Nicht nur der „Schneewittchensarg“ war besonders beliebt, ebenso die Braun-Atelier-Modelle. Gerät und Lautsprecher des Atelier 1 (D. Rams 1957/58) stehen in dieser Abbildung übereinander. Normal war die „Nebeneinander-Aufstellung“, meist auf einem Sideboard.

Atelier 1 mit Lautsprecher: 120-200 Euro



 

Das Design des 1955 erschienenen Musikschranks PK-G war so erfolgreich, daß Braun es sich leisten konnte, seine Bauform mit der gelungenen Skalengestaltung jahrelang so zu belassen.

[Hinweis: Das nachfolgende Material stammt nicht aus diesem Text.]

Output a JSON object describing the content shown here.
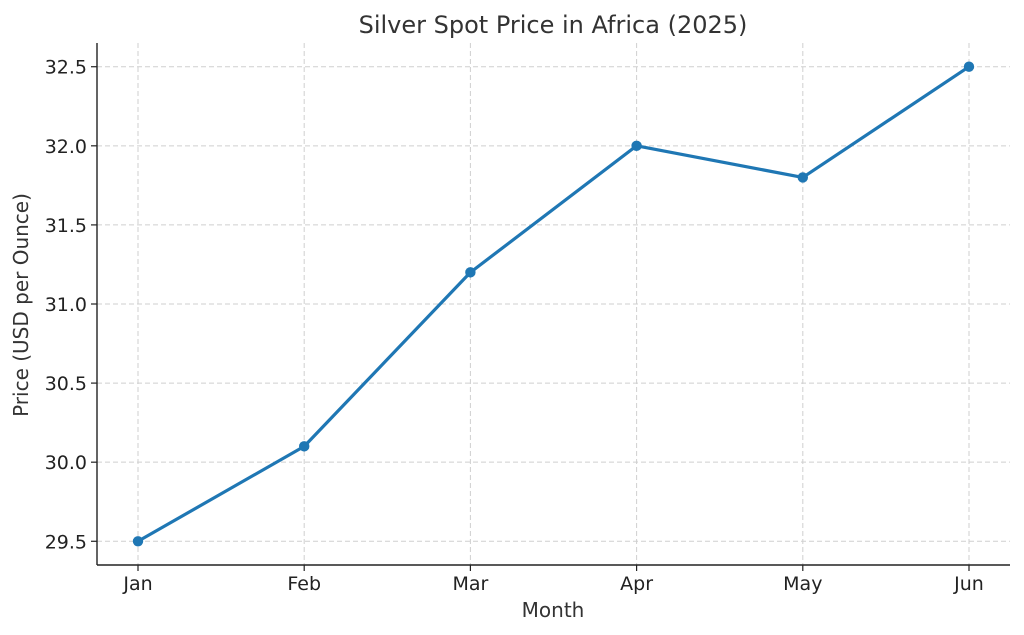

Nur die Technik wurde bei dem hier abgebildeten Gerät geändert: der Neunröhren-Achtkreis-Super TS 31 Stereo (H. Hirche) von 1961 hat zwei NF-Kanäle für die Wiedergabe von Stereoplatten.

TS 31 Stereo: 40-100 Euro



 

„Ein hochkant-gestellter Schneewittchensarg mit einem Lautsprecher anstelle des Plattentellers“ – so könnte man den RT 20 beschreiben, den Braun (D. Rams) 1961 als kreative Neuheit auf den Markt brachte. Von den „Design-Freaks“ wurde er freudig begrüßt, und auch als Oldtimer blieb sein Wert erhalten. Technisch hat der Fünfröhren-Sechskreis-Super weniger zu bieten: Drei Wellenbereiche (UML) und eine 3-Watt-Endstufe.

RT 20: 200-320 Euro



 

1963 erschien der erste Braun-Weltempfänger T 1000. Er gewann nicht nur Freunde wegen seiner Gestaltung (D. Rams), auch die Empfangsleistung konnte begeistern. Zwölf AM-Wellenbereiche hatte der 10-Kreiser, dazu UKW mit 14 Kreisen. Bis 1967 war er in den Katalogen; abgelöst wurde er 1968 durch den hier abgebildeten T 1000 CD.

Staunend nimmt man zur Kenntnis, daß diese Braun-Weltempfänger, mit denen (durch Überlagerung) auch unmodulierter Telegrafie- und SSB-Empfang möglich war, mit nur 19 Transistoren und 7 Halbleiterdioden so viel konnten.

Ein Leichtgewicht war der T 1000 wahrlich nicht – heutige Weltempfänger wiegen weit weniger als 8,5 kg. Auch beim Preis wurde man ein wenig blaß: DM 1500.- und es gab Zubehör, für den man nochmals rund 700 Mark ausgeben konnte. (Sammlung D.Schneider)

T 1000 CD: 600-900 Euro



 

„Ein Gerät der Spitzenklasse“, könnte man in Anbetracht des damaligen Preises von 1.895 DM annehmen. Aber es gab 1971 noch ganz andere Gerätepreise: The Fisher 701 kostete ohne Plattenspieler 4.100 DM.

Mit dem „Braun-Design“ dieses audio 310 (D. Rams) wären die Frankfurter ein Jahrzehnt früher konkurrenzlos gewesen, 1971 jedoch waren alle Studiogeräte ähnlich gestaltet.